The Hemorrhaging Heart
If fate or free will ever again find me sitting across from a woman with a genuine interest in me, and she asks why I’m so terrified of falling in love, I won’t be able to hide my hemorrhaged heart. I can see it now, tensing up, gazing across the room, my white knuckled fists clenching sweaty palms. And then, with a heavy sigh I’d have to muster the courage to tell her the truth.
I’d say I wasn’t necessarily afraid of falling in love, and I certainly have absolutely no fear of commitment in a day and age that fears that the most. I would then reveal my greatest fear: a fear greater than losing a loved one, a cancer diagnosis, natural disaster, or sudden death in some kind of accident. My greatest fear, I’d say, would be falling so deeply in love with someone and investing my whole life into theirs, only to discover that they unexpectedly either gradually or suddenly, and for no particular reason, don’t feel the same way about me, finding me not worth fighting for and sticking with. I would say that to me, that is how you die while you’re still breathing, and you can never recover from that no matter how hard your try. I’d look at her from across the table, with probably some kind of hope or feeling or infatuation that knew I could love her and commit to her forever, but recoil with fear from the times I had been brave but my fears ended up being fulfilled. I would look at her and want to believe she was sincere, but a part of me would know that there’s just no way of ever really knowing. With a pounding heart and a trembling voice, I would then say that the scariest part about it is you’ll never know if you’re falling for the wrong person, if they’re just going to wake up one day and sever the relationship and never see or speak to you again. That, I would say, is why I’m afraid.

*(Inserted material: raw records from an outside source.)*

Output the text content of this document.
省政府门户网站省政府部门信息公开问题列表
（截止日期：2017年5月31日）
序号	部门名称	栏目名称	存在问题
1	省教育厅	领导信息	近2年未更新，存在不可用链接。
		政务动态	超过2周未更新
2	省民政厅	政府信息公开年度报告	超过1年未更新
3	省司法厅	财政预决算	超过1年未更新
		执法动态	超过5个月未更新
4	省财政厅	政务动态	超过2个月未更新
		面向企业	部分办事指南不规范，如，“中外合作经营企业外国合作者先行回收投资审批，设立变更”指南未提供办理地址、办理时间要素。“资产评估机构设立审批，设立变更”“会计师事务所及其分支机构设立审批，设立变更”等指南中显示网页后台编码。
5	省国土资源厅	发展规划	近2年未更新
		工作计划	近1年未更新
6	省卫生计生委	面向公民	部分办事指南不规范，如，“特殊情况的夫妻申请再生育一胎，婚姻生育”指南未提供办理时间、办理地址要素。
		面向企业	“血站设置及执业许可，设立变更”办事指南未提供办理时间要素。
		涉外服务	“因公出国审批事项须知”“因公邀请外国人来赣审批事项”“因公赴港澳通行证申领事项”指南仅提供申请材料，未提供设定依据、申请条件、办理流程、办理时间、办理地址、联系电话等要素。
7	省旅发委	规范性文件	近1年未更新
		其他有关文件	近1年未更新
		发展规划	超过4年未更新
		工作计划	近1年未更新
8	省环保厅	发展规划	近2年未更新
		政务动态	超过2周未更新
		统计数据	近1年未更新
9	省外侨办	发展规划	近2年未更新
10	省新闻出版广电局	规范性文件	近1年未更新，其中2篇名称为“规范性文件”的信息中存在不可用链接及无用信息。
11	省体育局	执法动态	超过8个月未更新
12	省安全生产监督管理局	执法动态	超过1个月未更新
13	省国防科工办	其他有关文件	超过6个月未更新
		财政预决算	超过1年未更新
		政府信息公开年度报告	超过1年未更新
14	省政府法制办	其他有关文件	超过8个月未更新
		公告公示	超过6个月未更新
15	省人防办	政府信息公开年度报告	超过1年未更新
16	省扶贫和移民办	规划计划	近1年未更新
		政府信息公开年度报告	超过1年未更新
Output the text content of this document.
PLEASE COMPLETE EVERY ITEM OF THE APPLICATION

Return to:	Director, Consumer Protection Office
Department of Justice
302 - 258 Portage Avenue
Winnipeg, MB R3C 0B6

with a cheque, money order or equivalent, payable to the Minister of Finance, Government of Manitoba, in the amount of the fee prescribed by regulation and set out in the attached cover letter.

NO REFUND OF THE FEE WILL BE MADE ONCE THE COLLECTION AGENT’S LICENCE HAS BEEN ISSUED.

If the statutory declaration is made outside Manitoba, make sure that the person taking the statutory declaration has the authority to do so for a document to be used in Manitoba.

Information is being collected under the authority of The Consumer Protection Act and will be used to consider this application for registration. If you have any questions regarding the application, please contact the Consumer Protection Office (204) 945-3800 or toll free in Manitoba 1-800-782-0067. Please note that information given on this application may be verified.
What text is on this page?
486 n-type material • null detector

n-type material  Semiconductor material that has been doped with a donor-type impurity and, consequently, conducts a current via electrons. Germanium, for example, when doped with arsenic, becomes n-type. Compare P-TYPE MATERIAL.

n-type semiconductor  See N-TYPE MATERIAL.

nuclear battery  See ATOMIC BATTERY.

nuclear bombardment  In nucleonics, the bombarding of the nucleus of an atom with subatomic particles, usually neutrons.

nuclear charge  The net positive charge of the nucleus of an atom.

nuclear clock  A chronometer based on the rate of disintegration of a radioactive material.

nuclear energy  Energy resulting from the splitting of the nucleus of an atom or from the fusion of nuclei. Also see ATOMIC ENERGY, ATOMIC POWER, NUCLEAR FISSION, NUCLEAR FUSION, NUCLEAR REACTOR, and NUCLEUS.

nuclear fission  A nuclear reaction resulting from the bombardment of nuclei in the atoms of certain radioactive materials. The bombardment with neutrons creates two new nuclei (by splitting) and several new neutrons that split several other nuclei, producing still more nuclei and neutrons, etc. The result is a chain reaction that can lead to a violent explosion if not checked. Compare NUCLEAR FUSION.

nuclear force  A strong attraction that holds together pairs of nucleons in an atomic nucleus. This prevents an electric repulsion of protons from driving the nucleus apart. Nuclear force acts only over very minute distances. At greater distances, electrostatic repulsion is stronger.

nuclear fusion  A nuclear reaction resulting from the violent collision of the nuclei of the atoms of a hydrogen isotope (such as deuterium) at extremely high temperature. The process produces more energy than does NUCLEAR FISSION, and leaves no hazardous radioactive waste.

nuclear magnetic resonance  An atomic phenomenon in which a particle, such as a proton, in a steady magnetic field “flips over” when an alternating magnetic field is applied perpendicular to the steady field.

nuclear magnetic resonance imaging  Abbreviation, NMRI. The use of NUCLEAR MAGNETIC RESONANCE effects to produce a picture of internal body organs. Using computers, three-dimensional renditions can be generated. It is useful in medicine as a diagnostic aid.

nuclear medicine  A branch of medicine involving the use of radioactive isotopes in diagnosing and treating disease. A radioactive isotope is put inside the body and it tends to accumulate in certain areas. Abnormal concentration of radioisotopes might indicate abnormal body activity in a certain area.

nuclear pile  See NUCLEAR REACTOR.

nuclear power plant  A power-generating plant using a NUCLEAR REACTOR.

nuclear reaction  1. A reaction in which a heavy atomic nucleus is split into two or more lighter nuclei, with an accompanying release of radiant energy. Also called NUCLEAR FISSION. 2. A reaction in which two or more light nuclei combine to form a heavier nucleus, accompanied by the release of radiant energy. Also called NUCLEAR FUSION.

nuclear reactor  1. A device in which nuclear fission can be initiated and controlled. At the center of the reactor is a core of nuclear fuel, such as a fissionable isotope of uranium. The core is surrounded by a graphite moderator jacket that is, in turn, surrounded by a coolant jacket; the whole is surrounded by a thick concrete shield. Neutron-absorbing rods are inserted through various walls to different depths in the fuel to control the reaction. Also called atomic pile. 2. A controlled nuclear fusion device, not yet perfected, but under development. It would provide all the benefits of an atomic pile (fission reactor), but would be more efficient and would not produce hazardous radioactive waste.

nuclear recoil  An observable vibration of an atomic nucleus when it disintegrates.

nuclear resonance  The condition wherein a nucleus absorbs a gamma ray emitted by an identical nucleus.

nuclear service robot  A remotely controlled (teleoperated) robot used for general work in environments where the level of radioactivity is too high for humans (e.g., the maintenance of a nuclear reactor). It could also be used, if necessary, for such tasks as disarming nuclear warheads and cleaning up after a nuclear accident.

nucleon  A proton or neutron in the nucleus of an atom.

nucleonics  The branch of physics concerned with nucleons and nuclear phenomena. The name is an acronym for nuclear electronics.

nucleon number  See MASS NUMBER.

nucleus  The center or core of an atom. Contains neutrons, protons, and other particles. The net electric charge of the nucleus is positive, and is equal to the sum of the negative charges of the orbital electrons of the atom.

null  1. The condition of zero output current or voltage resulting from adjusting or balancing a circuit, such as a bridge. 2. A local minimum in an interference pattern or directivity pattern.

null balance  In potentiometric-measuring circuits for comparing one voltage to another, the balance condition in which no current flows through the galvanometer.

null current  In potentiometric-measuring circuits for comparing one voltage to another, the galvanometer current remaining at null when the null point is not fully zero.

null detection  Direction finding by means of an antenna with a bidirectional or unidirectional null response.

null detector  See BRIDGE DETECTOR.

My greatest fear has crept into my life numerous times, where people I have been extremely close to and invested in have suddenly and without any real explanation, picked up and left my life, closing the door on me for good, severing the relationship entirely, and choosing to erase me from their life. After this happens to you more than once, and you see some of your closest friends go through the same thing, you can’t help but question yourself, thinking surely there must be something wrong with you if people you love and cherish so dearly can so cold-heartedly and abruptly walk away. Being shut out is something I have experienced far too many times, and just when I’m finally feeling recovered and take the risk to love again, it’s only a matter of time before what’s become for me, the inevitable, happens and hits you like a tsunami of nausea. You think for sure not this person, I love them so much, and they love me, too! And yet, the ones you never expect are the ones who somehow have it in them to leave you in complete ruin. My tormented mind buries this one terrifying fear deep inside a dark, shadowy and hellish place that I do not understand.
The fear, once fulfilled, makes you feel worthless and discarded like a piece of garbage. They may tell you they love you with beautiful words, but actions speak volumes, and what speaks even louder is what they choose to withhold from you. “Maybe she didn’t love me,” I’d say, “Maybe she just didn’t want to be alone, or maybe I made her feel better about her life, and maybe she was in love with the idea of being in love with me, but did she love me?”
And as I’d sit there across the table from the new genuinely interested girl who could be my soulmate, after many more years alone and tormented, I’d come to what should have been the clear and obvious realization that no one destroys or abandons or severs relationships with people they love. And in that moment, if it ever comes, I’ll have a petrifying decision to make on what to do with what’s left of my hemorrhaged heart.